When /^I sign in as "(.*)\/(.*)"$/ do |email, password|
  step %{I am not logged in}
  step %{I go to the sign in page}
  step %{I fill in "Email" with "#{email}"}
  step %{I fill in "Password" with "#{password}"}
  step %{I press "Sign in"}

Saturday, November 5, 2011

Using GitHub to get better at Ruby

Aside from being a great site to host open source software, GitHub is a great place to review other people's code. By following all the repositories you're interested in, you get to see all their latest updates on your dashboard when you log in. I've found it useful for writing better specs/scenarios - when I get writer's block, I go look at some of the bigger Ruby-based projects on Github for ideas.

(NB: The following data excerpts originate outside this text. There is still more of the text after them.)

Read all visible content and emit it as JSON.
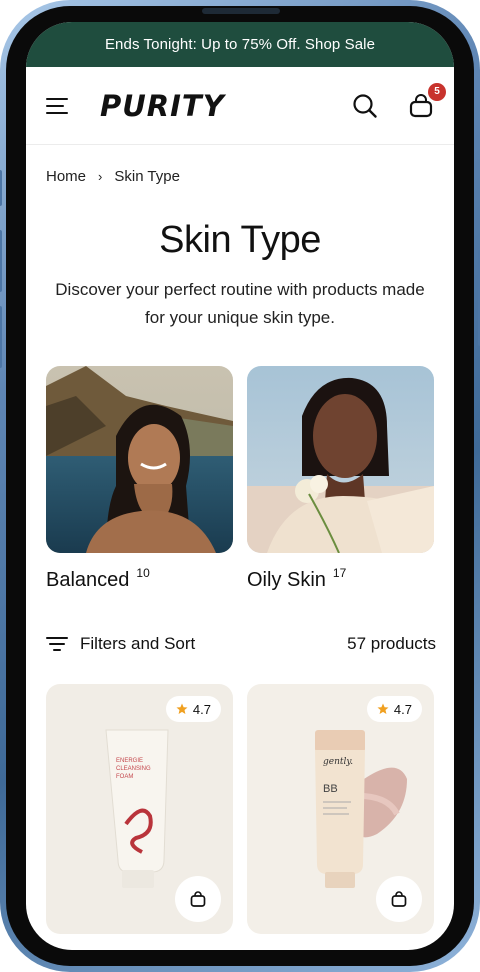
{
  "announcement": "Ends Tonight: Up to 75% Off. Shop Sale",
  "header": {
    "logo": "PURITY",
    "cart_count": "5"
  },
  "breadcrumb": {
    "home": "Home",
    "separator": "›",
    "current": "Skin Type"
  },
  "page": {
    "title": "Skin Type",
    "description": "Discover your perfect routine with products made for your unique skin type."
  },
  "categories": [
    {
      "label": "Balanced",
      "count": "10"
    },
    {
      "label": "Oily Skin",
      "count": "17"
    }
  ],
  "toolbar": {
    "filter_label": "Filters and Sort",
    "product_count": "57 products"
  },
  "products": [
    {
      "rating": "4.7",
      "brand": ""
    },
    {
      "rating": "4.7",
      "brand": "gently."
    }
  ],
  "colors": {
    "announcement_bg": "#1f4d3e",
    "badge": "#c8332d",
    "star": "#f0a020"
  },
  "icons": [
    "menu-icon",
    "search-icon",
    "cart-icon",
    "filter-icon",
    "star-icon",
    "bag-icon"
  ]
}
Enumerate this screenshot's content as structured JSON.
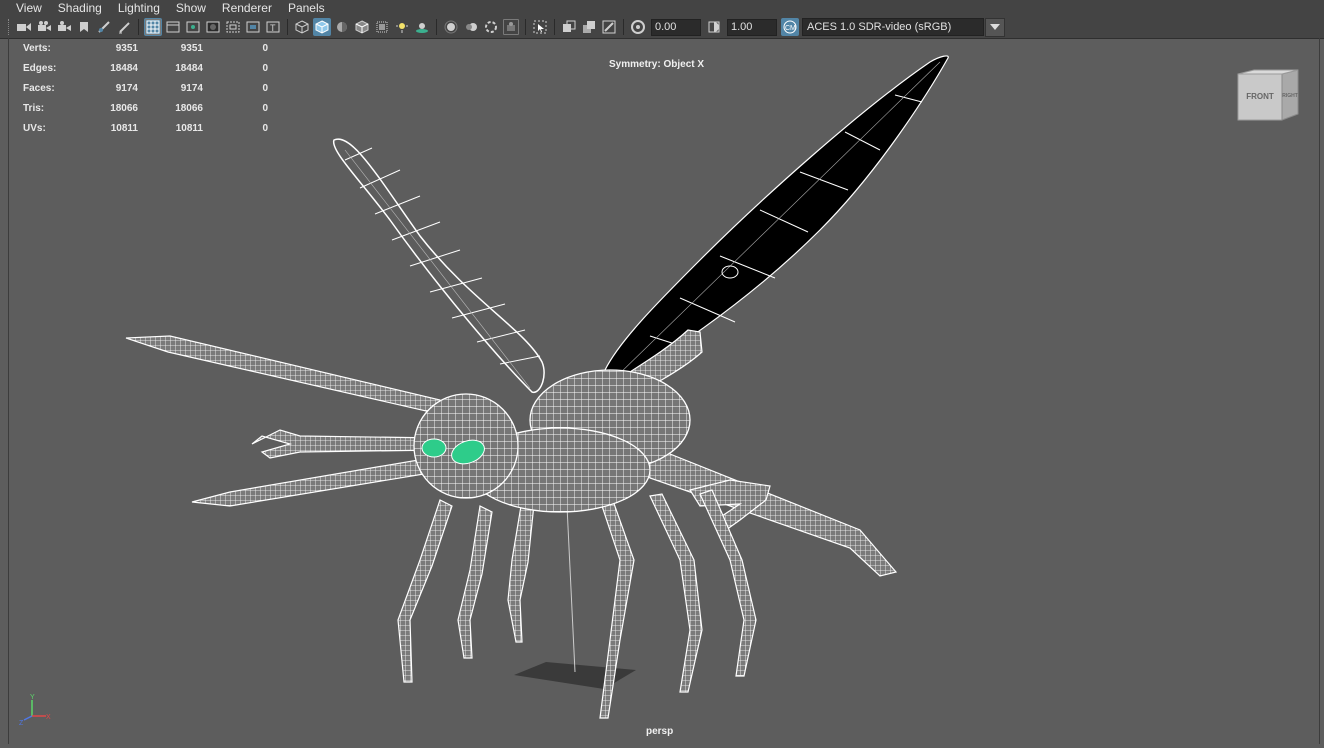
{
  "menu": {
    "view": "View",
    "shading": "Shading",
    "lighting": "Lighting",
    "show": "Show",
    "renderer": "Renderer",
    "panels": "Panels"
  },
  "toolbar": {
    "exposure": "0.00",
    "gamma": "1.00",
    "color_space": "ACES 1.0 SDR-video (sRGB)"
  },
  "hud": {
    "rows": [
      {
        "label": "Verts:",
        "v1": "9351",
        "v2": "9351",
        "v3": "0"
      },
      {
        "label": "Edges:",
        "v1": "18484",
        "v2": "18484",
        "v3": "0"
      },
      {
        "label": "Faces:",
        "v1": "9174",
        "v2": "9174",
        "v3": "0"
      },
      {
        "label": "Tris:",
        "v1": "18066",
        "v2": "18066",
        "v3": "0"
      },
      {
        "label": "UVs:",
        "v1": "10811",
        "v2": "10811",
        "v3": "0"
      }
    ]
  },
  "symmetry": "Symmetry: Object X",
  "camera": "persp",
  "viewcube": {
    "front": "FRONT",
    "right": "RIGHT"
  },
  "axis": {
    "x": "X",
    "y": "Y",
    "z": "Z"
  },
  "colors": {
    "viewport_bg": "#5d5d5d",
    "toolbar_bg": "#444444",
    "active_button": "#5285a6",
    "wireframe": "#ffffff",
    "selected_faces": "#000000",
    "eyes": "#2ecc8a"
  }
}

Another cool thing to do is search repos for specific gems/libraries that you are interested in using, or trying to get your head around. When you search GitHub, you can do a search with very specific parameters.

For example: Search "Code" with language "Ruby" and term "require savon" to see other projects using the Savon gem - because consuming SOAP services in Ruby are so much fun! I mean, it's almost as good as getting teeth pulled... (Savon makes it bearable)

Friday, November 4, 2011

Rails 3.1, Spree, and "rake aborted! Could not find a JavaScript runtime. See https://github.com/sstephenson/execjs for a list of available runtimes"

I keep getting the following error when trying to run Rails 3.1 with Spree commerce, right when running my first rake command 'rake db:create':
$ rake db:create

rake aborted!
Could not find a JavaScript runtime. See https://github.com/sstephenson/execjs for a list of available runtimes.

(See full trace by running task with --trace)

The solution is to manually add the following gems to your gem file (and run the obligatory 'bundle install' afterwards):
gem 'execjs'
gem 'therubyracer'

Hope that helps.

Wednesday, November 2, 2011

Bundle Install gives Gem::Exception: Cannot load gem at

While trying to install someone else's Rails 3.0.x app on my dev server, the 'bundle install' command kept failing, with an error about the cache location for gems.
$ bundle install

Fetching source index for http://rubygems.org/

Gem::Exception: Cannot load gem at [/usr/lib/ruby/gems/1.9.1/cache/rake-0.8.7.gem] in /home/rowan/newprj
An error occured while installing rake (0.8.7), and Bundler cannot continue.
Make sure that `gem install rake -v '0.8.7'` succeeds before bundling.

After reading a StackOverflow post on a similar error message I found that the way around it is to do a bundle install as root:
$ sudo bundle install

This isn't the right way to do it normally, and I don't recommend it, but it does seem to be necessary at the moment because Ubuntu (11.x) has Ruby 1.9.2 packaged under the 1.9.1 label/location.

Tuesday, November 1, 2011

We don't need no stinkin' web steps!

I spent my first attempts back in BDD-land wondering why all the examples I was reading kept referring to Capybara's web_steps.rb file, and why I didn't have it. It all made sense when I finally found this article by Aslak.

The file web_steps.rb was originally in Webrat (which is what I used last time I was doing Rails apps in Rails 2.3). It contained a bunch of pre-defined, regex-dependent steps which could be incorporated in to your scenarios for quick development of - but ultimately limiting - your scenarios.

Read the article for the full reasons behind it. It seems a bit of an inconvenience for someone starting out, but seeing as Aslak created Cucumber, I'm not going to argue with him about the finer points of BDD.

The Capybara API is what you should be using instead to replace web_steps.rb functionality in the future.